Чезаре злится: "Все эти глупые рыцарские девизы, слащавые аллегории пристали разве какому-нибудь придворному блюдолизу, а не такому художнику, как Леонардо. Срам!" Я думаю, что он не прав. Учитель вовсе не помышляет о чести. Аллегориями забавляется он точно так же, как игрою в загадки и математическими истинами, божественной улыбкою Марии Девы и узором из веревочных узлов.
Он задумал и давно уже начал, но, по своему обыкновению, не кончил и Бог весть когда кончит "Книгу о живописи"-Trattato della Pittura. В последнее время много занимаясь со мною воздушною и линейной перспективою, светом и тенью, приводил из книги выдержки и отдельные мысли об искусстве. Я записываю здесь, что запомнил, Господь да наградит учителя за любовь и мудрость, с коими руководствует он меня на всех высоких путях благороднейшей науки!

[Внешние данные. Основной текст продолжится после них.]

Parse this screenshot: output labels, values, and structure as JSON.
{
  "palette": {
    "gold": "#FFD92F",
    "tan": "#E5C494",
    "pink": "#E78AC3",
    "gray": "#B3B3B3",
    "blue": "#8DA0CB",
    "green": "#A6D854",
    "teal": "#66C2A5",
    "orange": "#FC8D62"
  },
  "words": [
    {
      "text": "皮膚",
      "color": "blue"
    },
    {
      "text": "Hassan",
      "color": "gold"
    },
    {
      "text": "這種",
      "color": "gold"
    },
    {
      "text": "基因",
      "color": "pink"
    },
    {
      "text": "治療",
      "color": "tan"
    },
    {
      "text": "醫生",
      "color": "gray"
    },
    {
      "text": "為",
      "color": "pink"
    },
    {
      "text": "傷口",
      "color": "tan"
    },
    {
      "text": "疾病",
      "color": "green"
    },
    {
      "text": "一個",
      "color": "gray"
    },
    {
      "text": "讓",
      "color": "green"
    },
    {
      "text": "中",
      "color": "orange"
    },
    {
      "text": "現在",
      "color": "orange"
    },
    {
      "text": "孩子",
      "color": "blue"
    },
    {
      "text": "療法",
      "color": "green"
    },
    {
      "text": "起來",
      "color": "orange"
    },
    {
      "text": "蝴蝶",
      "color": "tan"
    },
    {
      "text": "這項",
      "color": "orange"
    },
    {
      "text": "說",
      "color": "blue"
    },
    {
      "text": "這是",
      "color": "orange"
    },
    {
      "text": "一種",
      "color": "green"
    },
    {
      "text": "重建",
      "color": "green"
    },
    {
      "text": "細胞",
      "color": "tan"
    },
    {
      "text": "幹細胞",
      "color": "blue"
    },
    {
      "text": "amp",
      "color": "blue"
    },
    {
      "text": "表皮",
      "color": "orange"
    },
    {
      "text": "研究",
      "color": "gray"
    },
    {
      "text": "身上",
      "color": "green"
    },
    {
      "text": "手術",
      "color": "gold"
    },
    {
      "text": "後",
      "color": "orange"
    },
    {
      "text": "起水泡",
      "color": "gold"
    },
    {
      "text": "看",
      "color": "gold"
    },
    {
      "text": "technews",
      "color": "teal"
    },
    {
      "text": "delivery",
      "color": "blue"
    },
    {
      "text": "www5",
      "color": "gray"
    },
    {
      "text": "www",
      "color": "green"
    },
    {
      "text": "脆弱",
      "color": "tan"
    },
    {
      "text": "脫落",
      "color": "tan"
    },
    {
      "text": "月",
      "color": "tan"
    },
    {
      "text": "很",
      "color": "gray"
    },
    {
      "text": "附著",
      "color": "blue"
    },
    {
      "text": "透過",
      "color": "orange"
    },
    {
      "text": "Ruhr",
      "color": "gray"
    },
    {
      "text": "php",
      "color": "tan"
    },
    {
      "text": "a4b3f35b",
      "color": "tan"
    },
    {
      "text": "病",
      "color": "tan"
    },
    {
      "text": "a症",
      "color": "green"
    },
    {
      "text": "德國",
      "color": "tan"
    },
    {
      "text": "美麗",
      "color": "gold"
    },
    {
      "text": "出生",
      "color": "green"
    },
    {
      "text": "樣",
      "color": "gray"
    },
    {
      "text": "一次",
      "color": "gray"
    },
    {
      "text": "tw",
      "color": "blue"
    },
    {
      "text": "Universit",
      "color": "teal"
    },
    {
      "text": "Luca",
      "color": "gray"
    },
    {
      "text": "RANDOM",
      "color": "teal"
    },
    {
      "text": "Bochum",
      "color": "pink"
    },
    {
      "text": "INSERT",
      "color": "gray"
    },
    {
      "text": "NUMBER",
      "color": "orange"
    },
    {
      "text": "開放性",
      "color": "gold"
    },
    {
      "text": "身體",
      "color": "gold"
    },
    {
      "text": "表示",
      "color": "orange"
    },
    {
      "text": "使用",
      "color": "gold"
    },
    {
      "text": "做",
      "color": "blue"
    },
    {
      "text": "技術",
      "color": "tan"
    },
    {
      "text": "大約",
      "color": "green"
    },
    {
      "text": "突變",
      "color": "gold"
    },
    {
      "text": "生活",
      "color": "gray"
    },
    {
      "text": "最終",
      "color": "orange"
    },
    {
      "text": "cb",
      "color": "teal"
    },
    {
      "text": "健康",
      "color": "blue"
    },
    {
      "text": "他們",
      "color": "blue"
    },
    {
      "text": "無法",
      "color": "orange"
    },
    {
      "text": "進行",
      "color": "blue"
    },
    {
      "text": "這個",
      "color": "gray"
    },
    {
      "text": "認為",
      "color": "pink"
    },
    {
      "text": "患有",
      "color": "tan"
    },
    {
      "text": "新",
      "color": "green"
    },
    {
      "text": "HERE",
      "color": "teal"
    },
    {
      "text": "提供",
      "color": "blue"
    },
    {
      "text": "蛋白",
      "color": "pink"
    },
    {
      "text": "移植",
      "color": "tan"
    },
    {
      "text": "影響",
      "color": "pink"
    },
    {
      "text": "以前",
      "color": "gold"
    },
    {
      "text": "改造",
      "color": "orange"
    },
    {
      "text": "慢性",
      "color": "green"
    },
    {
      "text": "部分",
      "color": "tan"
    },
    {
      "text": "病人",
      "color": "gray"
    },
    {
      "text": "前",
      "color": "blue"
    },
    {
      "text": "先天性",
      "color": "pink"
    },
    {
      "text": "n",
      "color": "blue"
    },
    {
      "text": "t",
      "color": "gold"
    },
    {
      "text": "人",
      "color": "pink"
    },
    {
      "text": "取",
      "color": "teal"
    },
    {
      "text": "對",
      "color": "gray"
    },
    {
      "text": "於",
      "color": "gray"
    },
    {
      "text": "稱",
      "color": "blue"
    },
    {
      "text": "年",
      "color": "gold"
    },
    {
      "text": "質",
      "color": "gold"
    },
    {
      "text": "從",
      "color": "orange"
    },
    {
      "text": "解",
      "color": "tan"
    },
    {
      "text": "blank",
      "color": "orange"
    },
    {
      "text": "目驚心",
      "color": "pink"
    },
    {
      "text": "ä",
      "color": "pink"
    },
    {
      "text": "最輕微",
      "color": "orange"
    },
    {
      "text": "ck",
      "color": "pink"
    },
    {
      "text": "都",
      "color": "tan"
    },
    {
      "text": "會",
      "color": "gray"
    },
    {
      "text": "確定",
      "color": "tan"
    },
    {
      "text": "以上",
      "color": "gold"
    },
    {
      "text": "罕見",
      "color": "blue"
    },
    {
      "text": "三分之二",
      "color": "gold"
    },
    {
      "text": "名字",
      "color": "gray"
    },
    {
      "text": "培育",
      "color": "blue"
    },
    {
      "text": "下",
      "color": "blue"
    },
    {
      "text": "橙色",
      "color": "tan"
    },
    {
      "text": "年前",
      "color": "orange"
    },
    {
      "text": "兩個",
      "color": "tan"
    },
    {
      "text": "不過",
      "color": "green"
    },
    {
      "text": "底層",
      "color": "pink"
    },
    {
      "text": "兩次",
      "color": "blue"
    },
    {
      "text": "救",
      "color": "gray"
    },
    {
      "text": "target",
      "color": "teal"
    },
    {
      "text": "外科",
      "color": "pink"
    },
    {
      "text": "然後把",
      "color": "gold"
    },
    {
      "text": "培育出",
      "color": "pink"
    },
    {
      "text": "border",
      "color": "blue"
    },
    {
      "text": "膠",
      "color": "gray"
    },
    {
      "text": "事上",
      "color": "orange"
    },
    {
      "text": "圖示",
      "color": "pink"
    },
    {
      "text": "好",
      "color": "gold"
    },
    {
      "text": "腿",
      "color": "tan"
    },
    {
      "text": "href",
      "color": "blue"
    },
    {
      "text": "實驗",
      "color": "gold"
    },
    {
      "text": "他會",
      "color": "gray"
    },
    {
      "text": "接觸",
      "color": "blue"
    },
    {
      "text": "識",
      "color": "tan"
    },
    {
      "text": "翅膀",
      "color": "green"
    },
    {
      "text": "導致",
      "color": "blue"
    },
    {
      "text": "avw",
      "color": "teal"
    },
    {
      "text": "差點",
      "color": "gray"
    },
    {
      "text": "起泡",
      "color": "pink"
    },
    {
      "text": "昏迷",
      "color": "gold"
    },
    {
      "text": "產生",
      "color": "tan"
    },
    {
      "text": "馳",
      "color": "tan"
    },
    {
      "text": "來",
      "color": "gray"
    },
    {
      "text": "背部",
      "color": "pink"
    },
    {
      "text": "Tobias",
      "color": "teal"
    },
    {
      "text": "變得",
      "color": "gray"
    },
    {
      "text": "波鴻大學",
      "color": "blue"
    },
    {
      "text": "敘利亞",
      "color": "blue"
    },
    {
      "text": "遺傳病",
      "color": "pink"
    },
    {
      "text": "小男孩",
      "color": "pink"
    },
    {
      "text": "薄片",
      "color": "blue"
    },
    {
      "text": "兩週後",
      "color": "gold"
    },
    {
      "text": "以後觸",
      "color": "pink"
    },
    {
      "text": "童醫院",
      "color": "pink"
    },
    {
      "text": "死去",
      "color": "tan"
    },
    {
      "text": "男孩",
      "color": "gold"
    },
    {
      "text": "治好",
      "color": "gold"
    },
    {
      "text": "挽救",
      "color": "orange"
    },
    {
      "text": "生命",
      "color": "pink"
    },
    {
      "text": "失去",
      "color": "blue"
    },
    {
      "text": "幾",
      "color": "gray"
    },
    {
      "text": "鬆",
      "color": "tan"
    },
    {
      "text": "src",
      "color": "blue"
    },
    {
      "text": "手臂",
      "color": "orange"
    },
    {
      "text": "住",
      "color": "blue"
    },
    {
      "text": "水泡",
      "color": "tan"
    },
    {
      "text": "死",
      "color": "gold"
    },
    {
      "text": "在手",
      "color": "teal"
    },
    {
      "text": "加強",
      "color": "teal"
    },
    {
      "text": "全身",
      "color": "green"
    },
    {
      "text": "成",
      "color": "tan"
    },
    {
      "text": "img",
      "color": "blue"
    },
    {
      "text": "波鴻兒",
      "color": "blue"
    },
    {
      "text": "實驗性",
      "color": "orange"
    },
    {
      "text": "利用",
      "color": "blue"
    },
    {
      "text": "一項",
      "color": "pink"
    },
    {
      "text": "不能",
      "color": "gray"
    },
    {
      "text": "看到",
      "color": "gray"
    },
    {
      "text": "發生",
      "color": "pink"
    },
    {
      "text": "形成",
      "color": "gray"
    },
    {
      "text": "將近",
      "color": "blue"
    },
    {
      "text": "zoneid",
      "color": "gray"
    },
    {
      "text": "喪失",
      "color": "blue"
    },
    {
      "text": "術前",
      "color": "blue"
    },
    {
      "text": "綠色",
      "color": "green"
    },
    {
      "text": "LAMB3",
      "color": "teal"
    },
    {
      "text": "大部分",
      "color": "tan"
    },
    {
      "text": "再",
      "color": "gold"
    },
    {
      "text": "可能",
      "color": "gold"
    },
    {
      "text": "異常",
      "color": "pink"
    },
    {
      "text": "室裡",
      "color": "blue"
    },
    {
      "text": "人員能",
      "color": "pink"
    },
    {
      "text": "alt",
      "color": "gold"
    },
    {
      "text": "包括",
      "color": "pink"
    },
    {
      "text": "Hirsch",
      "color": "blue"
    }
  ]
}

Пусть же те, кому попадутся в руки эти листки, помянут в молитве душу смиренного раба божьего, недостойного ученика, Джованни Бельтраффио, и душу великого мастера, флорентийца Леонардо да Винчи. Учитель говорит: "Все прекрасное умирает в человеке, но не в искусстве". "Тот, кто презирает живопись, презирает философское утонченное созерцание мира, ибо живопись есть законная дочь или, лучше сказать, внучка природы. Все, что есть, родилось от природы, и родило в свою очередь науку о живописи. Вот почему говорю я, что живопись внучка Природы и родственница Бога. Кто хулит живопись, тот хулит природу".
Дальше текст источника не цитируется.